En Chine comme en Iran, les mouvements populaires de ces dernières semaines sont sans doute fragiles, mais ils manifestent un désir de liberté qui résonne aussi comme un appel.
Depuis deux mois, la contestation ne faiblit pas en Iran ; la semaine dernière, on a vu des manifestations inédites en Chine… et nous, nous regardons cela en nous demandant si un basculement est vraiment possible. Le courage des peuples, capables de jeter leur vie dans ce défi fou qu’est le désir de liberté, nous subjugue toujours, et à juste titre. Simples feux follets ou premières lueurs de l’aube ? Et si l’incendie "prenait", et si les Iraniens, les Chinois en quête d’un autre avenir faisaient s’effriter ces pouvoirs autoritaires centrés sur leur propre préservation ? Car rien n’est plus destructeur pour une société que l’effondrement de son mythe fondateur. Qu’un peuple cesse de croire à l’onction de ses dirigeants, qu’il n’adhère plus au pacte conclu avec eux, et tout devient possible.
En Iran, la République islamique est portée par une caste vieillissante, déconnectée des aspirations populaires, alourdie de multiples rancœurs et, au fond, apparaît incapable d’offrir le moindre horizon à une jeunesse qui aspire à la liberté. Le régime peut bien brandir la peur et répandre la mort pour tenter d’étouffer le souffle de vie qui parcourt le pays depuis plusieurs semaines, on voit que même cette menace ne prend plus.
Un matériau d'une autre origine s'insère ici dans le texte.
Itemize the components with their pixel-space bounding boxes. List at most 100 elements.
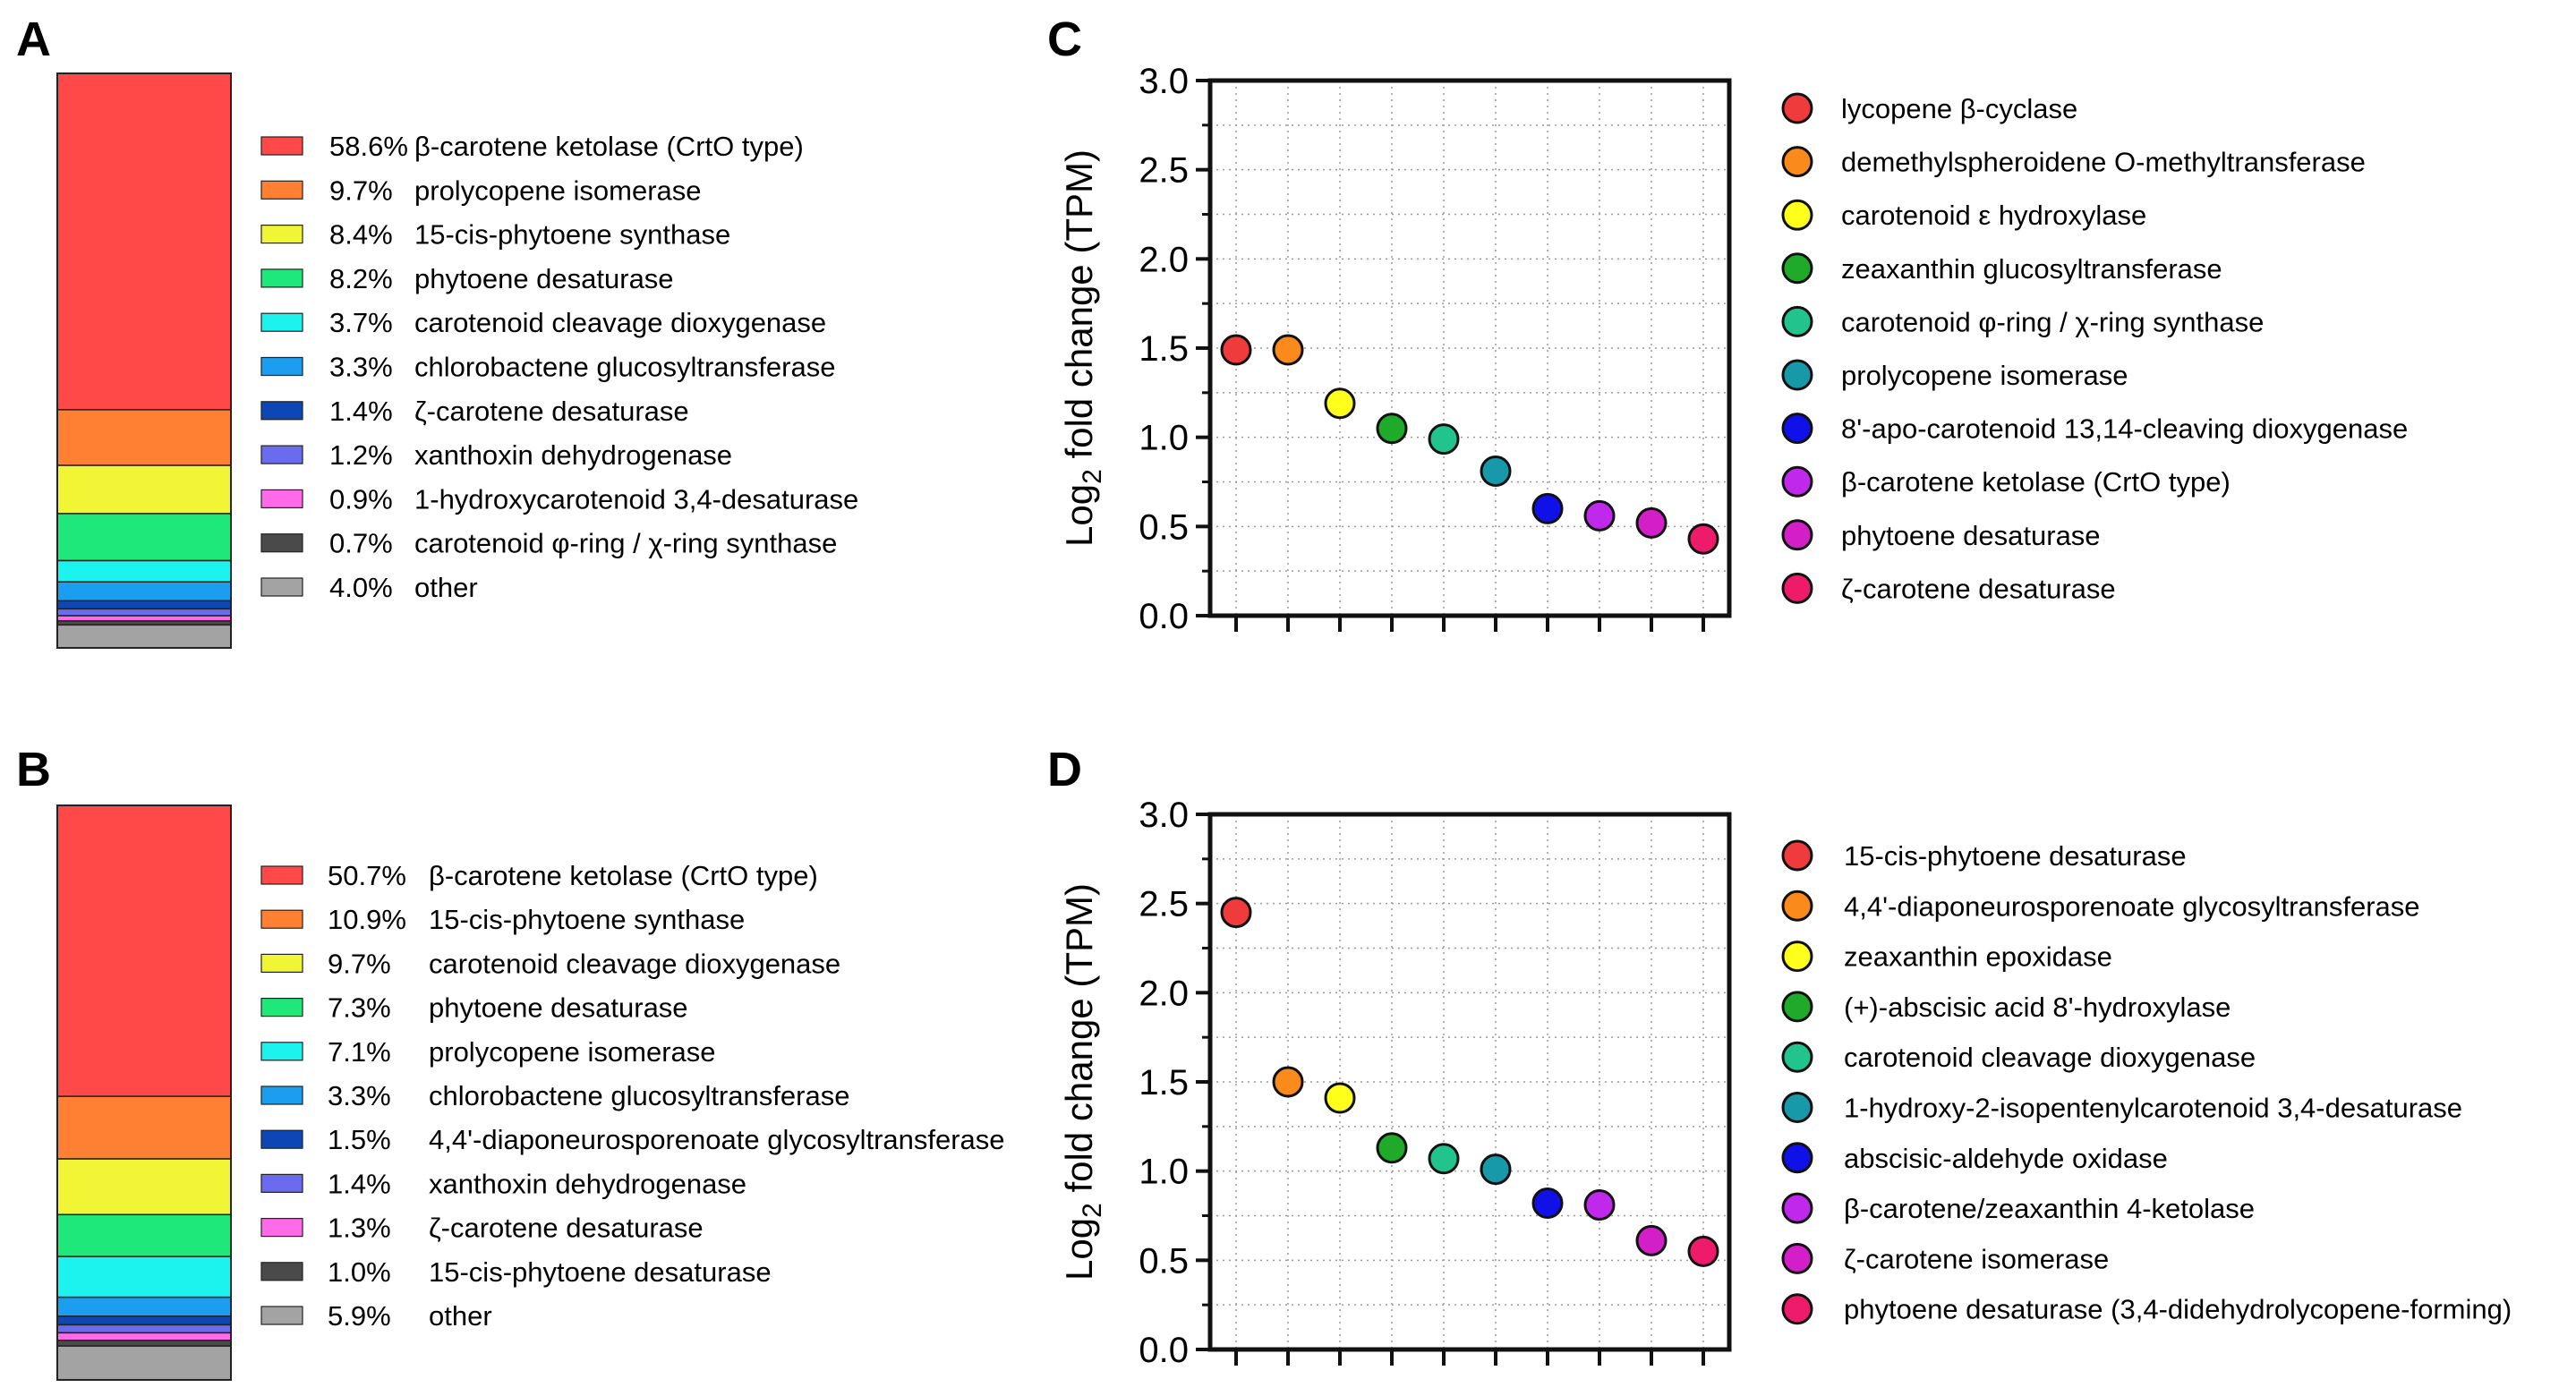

Et en Chine ? En Chine, nous n’en sommes pas encore là. Mais le ressentiment grandissant contre la politique de "zéro Covid" et la dictature vient battre en brèche l’accord tacite entre le Parti communiste et la population. Pacte qu’on pourrait résumer ainsi : tant que le régime offre fierté nationale, possibilité de s’élever dans la classe moyenne, liberté de consommer et relative sécurité, les citoyens acceptent de soumettre leurs droits et de taire leurs opinions politiques. Sauf que la Covid-19 est venu saper les fondations mêmes de cette transaction sociale, provoquant un ébranlement profond dont les répercussions ne font sans doute que commencer.
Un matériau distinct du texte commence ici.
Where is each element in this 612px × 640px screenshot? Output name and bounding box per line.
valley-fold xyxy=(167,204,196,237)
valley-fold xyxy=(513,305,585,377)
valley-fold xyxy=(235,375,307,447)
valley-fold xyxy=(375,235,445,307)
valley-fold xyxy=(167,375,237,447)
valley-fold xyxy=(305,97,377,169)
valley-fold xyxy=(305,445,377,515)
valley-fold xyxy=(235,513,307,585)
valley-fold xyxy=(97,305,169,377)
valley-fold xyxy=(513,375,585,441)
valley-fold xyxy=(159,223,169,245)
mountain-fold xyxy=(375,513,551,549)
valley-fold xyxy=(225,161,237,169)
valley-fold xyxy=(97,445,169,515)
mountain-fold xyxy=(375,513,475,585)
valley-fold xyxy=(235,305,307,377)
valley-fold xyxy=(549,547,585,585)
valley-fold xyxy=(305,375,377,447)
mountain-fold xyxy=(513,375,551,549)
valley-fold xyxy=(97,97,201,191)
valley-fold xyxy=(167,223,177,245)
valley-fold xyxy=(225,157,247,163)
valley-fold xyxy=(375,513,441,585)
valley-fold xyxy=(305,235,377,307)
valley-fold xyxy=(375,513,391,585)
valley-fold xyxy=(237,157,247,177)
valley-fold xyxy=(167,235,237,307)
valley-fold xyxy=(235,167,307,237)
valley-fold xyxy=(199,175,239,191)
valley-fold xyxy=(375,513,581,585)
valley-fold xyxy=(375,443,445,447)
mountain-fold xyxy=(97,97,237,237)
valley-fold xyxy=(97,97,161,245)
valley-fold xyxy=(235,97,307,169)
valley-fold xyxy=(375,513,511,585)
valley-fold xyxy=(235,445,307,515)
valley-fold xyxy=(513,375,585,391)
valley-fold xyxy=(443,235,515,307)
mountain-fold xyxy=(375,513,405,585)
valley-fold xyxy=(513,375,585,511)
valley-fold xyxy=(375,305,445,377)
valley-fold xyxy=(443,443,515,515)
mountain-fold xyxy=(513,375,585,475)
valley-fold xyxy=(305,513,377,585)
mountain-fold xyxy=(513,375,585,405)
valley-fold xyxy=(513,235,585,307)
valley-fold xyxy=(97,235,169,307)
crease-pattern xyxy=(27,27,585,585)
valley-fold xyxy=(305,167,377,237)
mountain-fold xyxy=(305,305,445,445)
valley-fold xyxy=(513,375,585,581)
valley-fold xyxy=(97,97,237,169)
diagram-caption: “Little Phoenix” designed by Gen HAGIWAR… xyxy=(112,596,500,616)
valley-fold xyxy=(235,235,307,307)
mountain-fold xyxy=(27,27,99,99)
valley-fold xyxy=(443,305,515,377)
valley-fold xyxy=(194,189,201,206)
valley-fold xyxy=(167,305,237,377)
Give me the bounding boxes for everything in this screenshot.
Soyons honnêtes : c’est incertain dans le premier cas, improbable dans le second. Il suffit de repenser aux espoirs récents des occidentaux de voir le peuple russe se soulever contre la guerre inique en Ukraine et provoquer la chute de Vladimir Poutine… pour mesurer à quel point notre vision du monde passe parfois par le filtre de lunettes déformantes. Car notre imaginaire est pétri d’utopie révolutionnaire et d’un idéal de résistance. Et les aspirations humaines n’ont – hélas ! – pas toujours l’effet d’entraînement qu’on leur prête.
On aimerait "y croire". Croire à ce vent qui se lèverait pour emporter les autocraties, voir déferler sur le monde une vague de possibles tout neufs… Cet espoir, il n’est pas vain, mais il est si fragile : pour quelques révolutions fructueuses, combien de révoltes réprimées dans le sang, combien de printemps abîmés dans le gel de nouveaux hivers démocratiques ? L’histoire est souvent complexe, et parfois simplement tragique.
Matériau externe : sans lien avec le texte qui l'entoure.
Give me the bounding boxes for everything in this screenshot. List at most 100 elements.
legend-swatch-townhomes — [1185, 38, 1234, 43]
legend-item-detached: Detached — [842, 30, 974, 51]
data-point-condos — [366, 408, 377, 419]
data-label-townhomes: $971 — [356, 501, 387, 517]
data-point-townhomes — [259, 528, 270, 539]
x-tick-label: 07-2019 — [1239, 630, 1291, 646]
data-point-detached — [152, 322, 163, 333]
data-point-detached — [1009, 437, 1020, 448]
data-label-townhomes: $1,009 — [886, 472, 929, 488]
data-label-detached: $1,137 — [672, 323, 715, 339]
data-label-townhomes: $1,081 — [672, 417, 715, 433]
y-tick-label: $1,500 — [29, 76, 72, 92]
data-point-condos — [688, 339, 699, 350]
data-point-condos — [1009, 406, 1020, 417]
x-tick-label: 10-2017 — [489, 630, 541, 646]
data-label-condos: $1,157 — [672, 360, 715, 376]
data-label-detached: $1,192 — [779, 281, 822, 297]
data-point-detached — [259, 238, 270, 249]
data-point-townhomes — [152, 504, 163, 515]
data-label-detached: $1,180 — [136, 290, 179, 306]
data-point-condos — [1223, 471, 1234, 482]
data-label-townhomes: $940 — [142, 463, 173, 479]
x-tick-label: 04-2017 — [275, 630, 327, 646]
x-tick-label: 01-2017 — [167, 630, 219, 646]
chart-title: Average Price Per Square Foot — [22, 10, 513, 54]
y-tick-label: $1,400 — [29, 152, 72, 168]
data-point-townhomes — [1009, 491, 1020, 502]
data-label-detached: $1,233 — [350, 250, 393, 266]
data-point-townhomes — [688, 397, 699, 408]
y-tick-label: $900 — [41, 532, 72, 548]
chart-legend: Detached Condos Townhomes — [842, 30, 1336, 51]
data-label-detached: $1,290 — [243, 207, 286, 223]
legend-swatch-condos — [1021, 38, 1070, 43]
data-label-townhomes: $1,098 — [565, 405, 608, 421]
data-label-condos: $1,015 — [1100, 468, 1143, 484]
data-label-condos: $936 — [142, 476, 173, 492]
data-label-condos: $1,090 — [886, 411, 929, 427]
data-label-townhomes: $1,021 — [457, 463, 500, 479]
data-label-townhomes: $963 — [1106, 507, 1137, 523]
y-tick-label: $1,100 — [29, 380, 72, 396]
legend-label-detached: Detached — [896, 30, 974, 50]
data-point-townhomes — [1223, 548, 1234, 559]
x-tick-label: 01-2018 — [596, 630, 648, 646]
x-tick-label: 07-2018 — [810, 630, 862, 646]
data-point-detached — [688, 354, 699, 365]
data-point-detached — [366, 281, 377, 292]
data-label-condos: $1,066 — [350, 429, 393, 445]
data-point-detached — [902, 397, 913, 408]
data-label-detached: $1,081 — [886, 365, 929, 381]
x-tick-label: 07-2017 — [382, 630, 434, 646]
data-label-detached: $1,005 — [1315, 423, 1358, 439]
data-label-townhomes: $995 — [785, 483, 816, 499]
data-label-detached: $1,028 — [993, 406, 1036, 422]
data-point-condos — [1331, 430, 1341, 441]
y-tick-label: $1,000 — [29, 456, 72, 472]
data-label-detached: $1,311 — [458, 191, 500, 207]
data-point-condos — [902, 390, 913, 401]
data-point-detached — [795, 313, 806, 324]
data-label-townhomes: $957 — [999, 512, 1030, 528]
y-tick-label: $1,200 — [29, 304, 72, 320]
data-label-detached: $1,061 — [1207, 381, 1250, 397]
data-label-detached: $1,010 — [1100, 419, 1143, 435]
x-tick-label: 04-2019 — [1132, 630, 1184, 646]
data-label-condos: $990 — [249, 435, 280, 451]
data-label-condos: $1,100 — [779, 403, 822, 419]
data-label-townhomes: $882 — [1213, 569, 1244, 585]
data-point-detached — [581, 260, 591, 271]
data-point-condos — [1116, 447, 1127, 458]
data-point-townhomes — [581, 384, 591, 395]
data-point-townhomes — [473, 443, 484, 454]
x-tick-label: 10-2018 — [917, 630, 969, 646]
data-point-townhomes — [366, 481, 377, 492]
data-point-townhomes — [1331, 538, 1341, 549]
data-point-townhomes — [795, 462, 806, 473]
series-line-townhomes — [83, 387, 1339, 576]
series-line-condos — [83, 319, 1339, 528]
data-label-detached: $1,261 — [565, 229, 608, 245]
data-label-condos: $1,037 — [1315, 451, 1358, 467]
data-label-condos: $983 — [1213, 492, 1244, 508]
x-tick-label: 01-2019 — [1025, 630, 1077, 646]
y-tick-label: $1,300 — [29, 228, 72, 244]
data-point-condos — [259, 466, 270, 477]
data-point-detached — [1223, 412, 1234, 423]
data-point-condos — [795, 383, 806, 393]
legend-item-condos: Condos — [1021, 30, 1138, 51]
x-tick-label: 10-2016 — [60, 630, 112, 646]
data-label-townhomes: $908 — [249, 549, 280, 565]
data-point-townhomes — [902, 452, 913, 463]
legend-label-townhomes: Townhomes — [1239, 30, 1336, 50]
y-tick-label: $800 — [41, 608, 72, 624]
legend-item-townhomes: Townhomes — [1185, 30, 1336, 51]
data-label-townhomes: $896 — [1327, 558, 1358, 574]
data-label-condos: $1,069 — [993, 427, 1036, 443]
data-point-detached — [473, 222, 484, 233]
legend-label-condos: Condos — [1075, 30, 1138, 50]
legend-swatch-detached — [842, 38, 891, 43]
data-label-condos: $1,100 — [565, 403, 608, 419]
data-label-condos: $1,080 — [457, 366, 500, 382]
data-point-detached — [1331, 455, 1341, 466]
Dans notre "envie d’y croire", sans doute faudrait-il d’ailleurs entendre un appel à soutenir plus fortement ce désir manifesté par l’âme des peuples. Un désir qui a des accents universels. Au risque d’être déçus, peut-être nous devrions-nous juste prendre au sérieux la légèreté de ces mots du regretté Christian Bobin, témoin vigilant du temps présent et de nos mouvements intérieurs, qui vient de nous quitter : "Rien n’est plus contagieux que la liberté."